Imagem: Alisdare Hickson via Flickr.
Uma visão dominante da justiça climática defende que as nações mais ricas paguem às nações em desenvolvimento para que estas façam o trabalho de “resolver” as alterações climáticas. Mas isto torna a justiça climática uma mera mercadoria e perpetua a divisão global do trabalho, a disparidade de classes e o fluxo de valor norte-sul.
A questão de quem deve pagar pelas alterações climáticas é um dos debates mais prementes do nosso tempo. Para muitos filósofos morais, a resposta parece ser fácil: os ricos, claro, devem pagar. Porquê? As nações ricas, bem como os indivíduos, são os principais causadores das alterações climáticas; são os que mais beneficiam do sistema económico que as impulsiona; e podem pagar por isso.
Que forma assumirá este pagamento? As opções incluem o pagamento através de oportunidades de investimento verde, tributação de atividades poluentes ou mesmo reparações (devolução da riqueza colonial roubada). Os dois primeiros são exemplos de uma economização da justiça climática, que pressupõe que o pagamento é assegurado através da criação dos incentivos económicos corretos para encorajar a adesão dos capitalistas. A “transição justa” seria assim conseguida através de políticas económicas que canalizassem dinheiro para o combate às alterações climáticas e para a criação de empregos verdes.
No entanto, os ricos não parecem dispostos a pagar. O compromisso assumido em 2009 de que os países desenvolvidos gastariam 100 mil milhões de dólares para financiar a redução das emissões e a adaptação às alterações climáticas nos países em desenvolvimento não foi cumprido. E, apesar de terem sido assegurados compromissos financeiros maiores na COP28, a maior parte do financiamento climático atribuído pelos países do Norte global, em particular na UE, é gasto internamente para proteger os seus cidadãos contra os piores efeitos da crise climática.
Os líderes do Sul global e os ativistas do clima continuam a pressionar para obter financiamento, e por boas razões. A expropriação e a exploração contínuas que constituem o capitalismo significam que as comunidades carecem dos recursos necessários para se protegerem. Neste contexto, o investimento financeiro torna-se uma tábua de salvação. Mas esta interpretação da “justiça climática” precisa de ser mais bem analisada.

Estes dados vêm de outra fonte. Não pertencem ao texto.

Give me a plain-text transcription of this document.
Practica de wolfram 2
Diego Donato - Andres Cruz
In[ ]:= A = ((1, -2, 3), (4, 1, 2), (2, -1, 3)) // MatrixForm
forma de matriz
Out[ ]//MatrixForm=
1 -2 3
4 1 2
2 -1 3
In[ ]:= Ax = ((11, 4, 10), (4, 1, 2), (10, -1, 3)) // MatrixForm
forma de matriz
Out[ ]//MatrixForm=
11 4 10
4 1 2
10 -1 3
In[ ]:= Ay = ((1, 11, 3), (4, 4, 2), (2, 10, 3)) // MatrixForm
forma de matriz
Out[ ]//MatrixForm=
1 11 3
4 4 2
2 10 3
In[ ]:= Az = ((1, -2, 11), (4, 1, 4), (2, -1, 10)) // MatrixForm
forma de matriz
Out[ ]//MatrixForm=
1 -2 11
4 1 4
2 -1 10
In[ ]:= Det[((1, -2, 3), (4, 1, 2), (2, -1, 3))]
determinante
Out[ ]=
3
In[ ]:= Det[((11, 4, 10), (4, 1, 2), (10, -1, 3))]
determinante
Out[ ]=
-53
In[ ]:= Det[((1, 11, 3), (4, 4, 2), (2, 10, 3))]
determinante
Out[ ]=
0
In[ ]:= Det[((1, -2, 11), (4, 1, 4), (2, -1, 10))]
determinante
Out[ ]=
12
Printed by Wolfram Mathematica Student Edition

A ênfase numa transferência monetária implica que as nações e os indivíduos mais ricos podem simplesmente pagar a outros para fazerem o verdadeiro trabalho de “resolver” as alterações climáticas.
Muito se tem falado sobre a criação de empregos verdes no Norte global com base na contínua dominação política e extração económica e geofísica do Sul global. No entanto, a questão dos pagamentos para soluções climáticas (sejam elas quais forem) do Norte global para o Sul global tem sido menos discutida.
A ênfase numa transferência monetária implica que as nações e os indivíduos mais ricos podem simplesmente pagar a outros para fazerem o veradeiro trabalho de “resolver” as alterações climáticas. Por outras palavras, os ricos desempenham o papel de mecenas, enquanto os países beneficiários fazem o trabalho árduo para inverter o legado destrutivo do Norte global.
Justiça financeirizada
Embora as lutas do movimento pela justiça climática para garantir o dinheiro sejam compreensíveis num contexto em que as finanças são rei, é necessário trabalhar para garantir que as relações sociais capitalistas não ditem os horizontes políticos e continuem a colonizar o Sul global. De fato, o movimento pela justiça climática deve desafiar o sistema que faz com que o financiamento verde pareça essencial.
O apelo para que os ricos paguem pelas alterações climáticas não é errado nem por causa de quem atribui a culpa, nem por causa do seu empenhamento na redistribuição de recursos. Pelo contrário, o pressuposto de que a justiça climática envolve pagamento torna a justiça climática uma mera mercadoria a ser comprada. No processo, o seu comprador recebe controlo e crédito. A noção de pagamento pode ser interpretada de formas não financeiras, mas é inegável que as finanças e o investimento dominam o atual discurso sobre justiça climática. Perante isto, os grupos de justiça climática devem ir mais longe, centrando-se na capacidade das comunidades para viverem livres do capitalismo e do colonialismo.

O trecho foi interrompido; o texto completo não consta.